The commanders were drawing salary and ration amounts for these absentee combatants as well. Since the government provided a monthly salary and ration allowance of Rs 9,230 per combatant, the PLA was drawing Rs 22.4 million per month, or Rs 242 million every year, in the name of the absentee combatants.
It’s difficult to establish since when the 2,432 combatants went missing from the cantonment as it is likely they left on different dates. But there is another side to the story: many combatants who had deserted the cantonments were recalled by the commanders to receive their voluntary retirement package with a tacit understanding that those combatants would surrender half the money to the PLA, and the number who turned up shows that the absentees from the cantonments were far more numerous than 2,432.
So if we allow these two discrepancies to cancel each other out and assume that 2,432 combatants were absent from the cantonments since the very beginning, the PLA drew Rs 1.34 billion from state coffers in the name of the absentees.
The government provided an average of Rs 2,730 per month to the 19,525 combatants as ration allowance. This means Rs 53 million per month and Rs 639 million per year and Rs 3.19 billion in five years. Contractors supplying the rations concede that the PLA used to take at last 20 percent in commission from them. So, the PLA may have earned at least Rs 600 million in commissions while awarding the ration contracts during the five years.
Misuse of ‘PLA fund’
In total, the PLA fund should therefore comprise at least Rs 3 billion (Rs 1.14 billion from deduction of monthly combatant salaries, Rs 1.34 billion drawn in the name of absentee combatants and Rs 600 million received in commissions for ration contracts).

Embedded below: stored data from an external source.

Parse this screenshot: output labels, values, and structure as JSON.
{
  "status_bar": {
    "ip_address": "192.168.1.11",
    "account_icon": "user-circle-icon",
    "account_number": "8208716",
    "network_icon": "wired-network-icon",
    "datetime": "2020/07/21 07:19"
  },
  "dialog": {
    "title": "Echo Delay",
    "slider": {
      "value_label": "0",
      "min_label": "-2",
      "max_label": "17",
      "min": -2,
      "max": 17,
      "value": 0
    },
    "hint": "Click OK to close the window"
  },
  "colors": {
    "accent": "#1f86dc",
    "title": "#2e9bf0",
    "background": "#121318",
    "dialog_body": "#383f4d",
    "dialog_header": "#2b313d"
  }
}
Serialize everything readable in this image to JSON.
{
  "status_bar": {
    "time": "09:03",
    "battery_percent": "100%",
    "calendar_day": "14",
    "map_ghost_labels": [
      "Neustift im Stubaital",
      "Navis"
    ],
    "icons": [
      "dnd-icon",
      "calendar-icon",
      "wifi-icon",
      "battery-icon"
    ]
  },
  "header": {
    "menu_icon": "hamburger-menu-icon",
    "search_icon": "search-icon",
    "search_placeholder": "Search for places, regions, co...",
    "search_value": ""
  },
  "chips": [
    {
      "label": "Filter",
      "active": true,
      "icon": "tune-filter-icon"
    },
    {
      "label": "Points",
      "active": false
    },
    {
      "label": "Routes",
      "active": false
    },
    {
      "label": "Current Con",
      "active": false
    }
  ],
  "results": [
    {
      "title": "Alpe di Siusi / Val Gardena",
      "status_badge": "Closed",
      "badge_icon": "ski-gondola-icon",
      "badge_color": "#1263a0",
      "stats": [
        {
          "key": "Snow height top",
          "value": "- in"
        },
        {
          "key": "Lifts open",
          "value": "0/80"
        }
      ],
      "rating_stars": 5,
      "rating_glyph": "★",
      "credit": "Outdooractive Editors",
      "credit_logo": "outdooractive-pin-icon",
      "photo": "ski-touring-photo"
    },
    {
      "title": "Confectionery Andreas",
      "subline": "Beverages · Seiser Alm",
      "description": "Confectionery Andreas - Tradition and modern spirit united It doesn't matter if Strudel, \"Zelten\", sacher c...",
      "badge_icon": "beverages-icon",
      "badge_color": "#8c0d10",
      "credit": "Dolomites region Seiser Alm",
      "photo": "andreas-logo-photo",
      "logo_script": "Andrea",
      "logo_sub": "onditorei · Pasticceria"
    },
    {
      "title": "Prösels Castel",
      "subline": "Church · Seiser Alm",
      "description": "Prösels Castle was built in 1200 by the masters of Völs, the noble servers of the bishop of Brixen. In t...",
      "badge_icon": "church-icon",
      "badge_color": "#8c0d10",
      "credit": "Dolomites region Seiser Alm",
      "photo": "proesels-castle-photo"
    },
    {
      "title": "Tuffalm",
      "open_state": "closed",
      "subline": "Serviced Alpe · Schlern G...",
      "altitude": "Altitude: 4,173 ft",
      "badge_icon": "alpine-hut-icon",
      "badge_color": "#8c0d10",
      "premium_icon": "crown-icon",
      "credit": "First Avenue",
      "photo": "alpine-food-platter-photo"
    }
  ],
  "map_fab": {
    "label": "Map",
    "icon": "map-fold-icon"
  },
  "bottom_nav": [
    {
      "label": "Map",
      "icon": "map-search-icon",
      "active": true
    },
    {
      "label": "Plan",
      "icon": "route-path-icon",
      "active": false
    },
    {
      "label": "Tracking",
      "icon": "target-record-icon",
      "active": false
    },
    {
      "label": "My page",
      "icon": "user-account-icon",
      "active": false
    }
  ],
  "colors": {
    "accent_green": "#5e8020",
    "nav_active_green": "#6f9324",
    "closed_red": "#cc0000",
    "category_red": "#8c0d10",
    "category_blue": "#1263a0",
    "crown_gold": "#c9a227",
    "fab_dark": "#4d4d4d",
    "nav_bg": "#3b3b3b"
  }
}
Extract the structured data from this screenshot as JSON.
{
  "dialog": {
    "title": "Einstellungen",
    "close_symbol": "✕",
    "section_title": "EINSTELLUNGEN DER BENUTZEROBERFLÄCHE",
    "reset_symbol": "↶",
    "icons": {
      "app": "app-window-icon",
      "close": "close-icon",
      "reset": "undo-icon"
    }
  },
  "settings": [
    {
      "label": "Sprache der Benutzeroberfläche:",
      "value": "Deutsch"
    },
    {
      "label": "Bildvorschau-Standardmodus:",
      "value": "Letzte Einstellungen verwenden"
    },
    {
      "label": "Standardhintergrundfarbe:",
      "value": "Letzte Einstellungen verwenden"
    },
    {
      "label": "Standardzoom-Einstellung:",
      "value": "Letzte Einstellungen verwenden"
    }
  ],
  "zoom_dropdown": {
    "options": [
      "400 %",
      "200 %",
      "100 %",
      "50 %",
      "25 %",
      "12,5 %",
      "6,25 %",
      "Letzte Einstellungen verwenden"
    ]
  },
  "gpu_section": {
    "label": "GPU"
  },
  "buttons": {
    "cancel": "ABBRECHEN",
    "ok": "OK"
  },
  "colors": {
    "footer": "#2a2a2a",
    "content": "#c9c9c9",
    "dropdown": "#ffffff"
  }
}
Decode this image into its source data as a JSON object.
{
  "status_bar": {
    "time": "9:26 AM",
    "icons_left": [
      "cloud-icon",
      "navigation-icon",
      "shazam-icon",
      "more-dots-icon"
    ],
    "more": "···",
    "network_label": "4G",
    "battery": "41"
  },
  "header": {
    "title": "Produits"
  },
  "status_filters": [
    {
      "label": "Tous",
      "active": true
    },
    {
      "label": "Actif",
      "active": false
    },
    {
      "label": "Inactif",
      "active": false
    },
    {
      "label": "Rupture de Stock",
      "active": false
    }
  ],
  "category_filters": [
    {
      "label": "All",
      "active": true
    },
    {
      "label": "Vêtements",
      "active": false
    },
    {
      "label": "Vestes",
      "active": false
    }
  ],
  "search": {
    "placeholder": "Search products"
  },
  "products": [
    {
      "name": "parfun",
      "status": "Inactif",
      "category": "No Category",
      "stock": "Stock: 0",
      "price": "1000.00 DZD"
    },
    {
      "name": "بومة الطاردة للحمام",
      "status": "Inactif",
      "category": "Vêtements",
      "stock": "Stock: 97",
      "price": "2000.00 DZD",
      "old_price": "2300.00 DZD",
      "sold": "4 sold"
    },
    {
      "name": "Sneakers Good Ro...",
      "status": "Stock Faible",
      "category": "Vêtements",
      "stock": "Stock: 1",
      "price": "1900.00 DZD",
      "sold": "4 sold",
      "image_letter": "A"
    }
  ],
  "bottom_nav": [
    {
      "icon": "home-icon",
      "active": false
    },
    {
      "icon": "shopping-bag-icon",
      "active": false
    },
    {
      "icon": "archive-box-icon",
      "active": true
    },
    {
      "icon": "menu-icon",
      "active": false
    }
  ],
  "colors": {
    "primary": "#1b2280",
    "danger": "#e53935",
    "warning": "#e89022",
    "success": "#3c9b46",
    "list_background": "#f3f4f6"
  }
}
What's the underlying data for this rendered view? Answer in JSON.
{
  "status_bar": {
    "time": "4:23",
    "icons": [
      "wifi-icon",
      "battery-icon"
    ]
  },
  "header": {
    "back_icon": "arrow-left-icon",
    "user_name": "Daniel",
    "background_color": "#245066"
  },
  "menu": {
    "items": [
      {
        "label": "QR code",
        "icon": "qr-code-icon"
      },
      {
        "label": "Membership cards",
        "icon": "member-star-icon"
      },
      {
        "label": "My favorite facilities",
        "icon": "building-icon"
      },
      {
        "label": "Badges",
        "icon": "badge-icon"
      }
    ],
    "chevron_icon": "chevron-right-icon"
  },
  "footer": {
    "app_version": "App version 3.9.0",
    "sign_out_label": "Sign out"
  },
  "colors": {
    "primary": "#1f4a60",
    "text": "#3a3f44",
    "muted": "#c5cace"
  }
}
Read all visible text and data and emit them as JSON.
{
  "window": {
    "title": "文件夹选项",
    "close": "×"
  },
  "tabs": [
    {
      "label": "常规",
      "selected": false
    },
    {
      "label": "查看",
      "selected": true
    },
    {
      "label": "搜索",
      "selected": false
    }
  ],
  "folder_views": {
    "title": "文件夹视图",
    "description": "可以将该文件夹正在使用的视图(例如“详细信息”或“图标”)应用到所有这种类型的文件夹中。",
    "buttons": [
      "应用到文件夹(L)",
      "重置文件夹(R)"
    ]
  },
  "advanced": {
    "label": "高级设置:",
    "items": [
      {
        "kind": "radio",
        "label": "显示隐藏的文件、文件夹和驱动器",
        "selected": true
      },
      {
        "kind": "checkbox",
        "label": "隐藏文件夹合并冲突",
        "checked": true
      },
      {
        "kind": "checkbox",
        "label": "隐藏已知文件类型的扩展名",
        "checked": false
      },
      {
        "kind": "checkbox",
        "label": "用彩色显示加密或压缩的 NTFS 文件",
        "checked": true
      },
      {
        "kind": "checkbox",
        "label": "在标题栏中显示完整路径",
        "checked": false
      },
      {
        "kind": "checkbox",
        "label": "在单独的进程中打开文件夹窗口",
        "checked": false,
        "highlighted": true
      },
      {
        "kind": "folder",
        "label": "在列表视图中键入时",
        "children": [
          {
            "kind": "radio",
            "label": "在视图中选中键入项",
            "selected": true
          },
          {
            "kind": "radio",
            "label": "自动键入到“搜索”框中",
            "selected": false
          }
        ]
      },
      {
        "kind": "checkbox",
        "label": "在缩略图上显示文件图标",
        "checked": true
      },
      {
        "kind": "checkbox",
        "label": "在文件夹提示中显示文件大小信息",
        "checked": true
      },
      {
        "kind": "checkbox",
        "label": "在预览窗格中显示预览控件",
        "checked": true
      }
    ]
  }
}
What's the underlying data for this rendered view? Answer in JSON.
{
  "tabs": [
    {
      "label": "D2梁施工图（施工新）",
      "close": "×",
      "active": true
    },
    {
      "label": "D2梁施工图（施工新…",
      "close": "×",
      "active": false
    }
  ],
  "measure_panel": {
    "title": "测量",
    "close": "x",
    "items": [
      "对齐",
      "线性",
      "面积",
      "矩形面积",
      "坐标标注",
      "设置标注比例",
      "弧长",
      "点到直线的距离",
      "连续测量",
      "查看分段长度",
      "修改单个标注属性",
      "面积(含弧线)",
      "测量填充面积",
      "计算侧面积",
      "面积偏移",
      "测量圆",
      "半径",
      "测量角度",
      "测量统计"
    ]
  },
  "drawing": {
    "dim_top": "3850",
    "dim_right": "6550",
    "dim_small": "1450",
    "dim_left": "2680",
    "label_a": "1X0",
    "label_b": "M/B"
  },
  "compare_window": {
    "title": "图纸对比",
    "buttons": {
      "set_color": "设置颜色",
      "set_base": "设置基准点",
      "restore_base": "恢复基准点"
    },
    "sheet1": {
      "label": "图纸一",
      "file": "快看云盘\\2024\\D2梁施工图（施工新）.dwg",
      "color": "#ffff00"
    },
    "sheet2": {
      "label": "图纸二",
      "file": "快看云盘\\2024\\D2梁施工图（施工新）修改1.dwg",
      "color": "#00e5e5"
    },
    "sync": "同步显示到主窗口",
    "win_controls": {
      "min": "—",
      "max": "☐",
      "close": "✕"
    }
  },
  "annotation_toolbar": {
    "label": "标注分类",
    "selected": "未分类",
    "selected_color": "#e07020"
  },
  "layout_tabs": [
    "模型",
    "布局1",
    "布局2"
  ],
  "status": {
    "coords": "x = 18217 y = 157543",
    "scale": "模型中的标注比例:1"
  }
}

When the combatants in the cantonments pressed the commanders to disclose the total amount of money in PLA fund, commanders at the PLA First Division at Chulachuli, Ilam said they have only Rs 60 million. The commanders in the second division said they have Rs 90 million in the fund and similarly the third division has Rs 140 million, the fourth division has Rs 80 million, the fifth division Rs 30 million, sixth division Rs 20 million and the seventh division Rs 40 million. This means the seven PLA Divisions have a total of Rs 460 million.
The commanders also told the agitating combatants that they were asked to send 60 percent of the money from the PLA fund to party headquarters, meaning party Chairman Pushpa Kamal Dahal, and they did so accordingly. They have also said that the rest of money was spent on construction, fuel and miscellaneous expenses.
Since the PLA commanders have failed to make a transparent accounting of the PLA fund, the combatants are in no mood to accept what they have been told. Nor are they willing to forgo the money reportedly sent to party headquarters.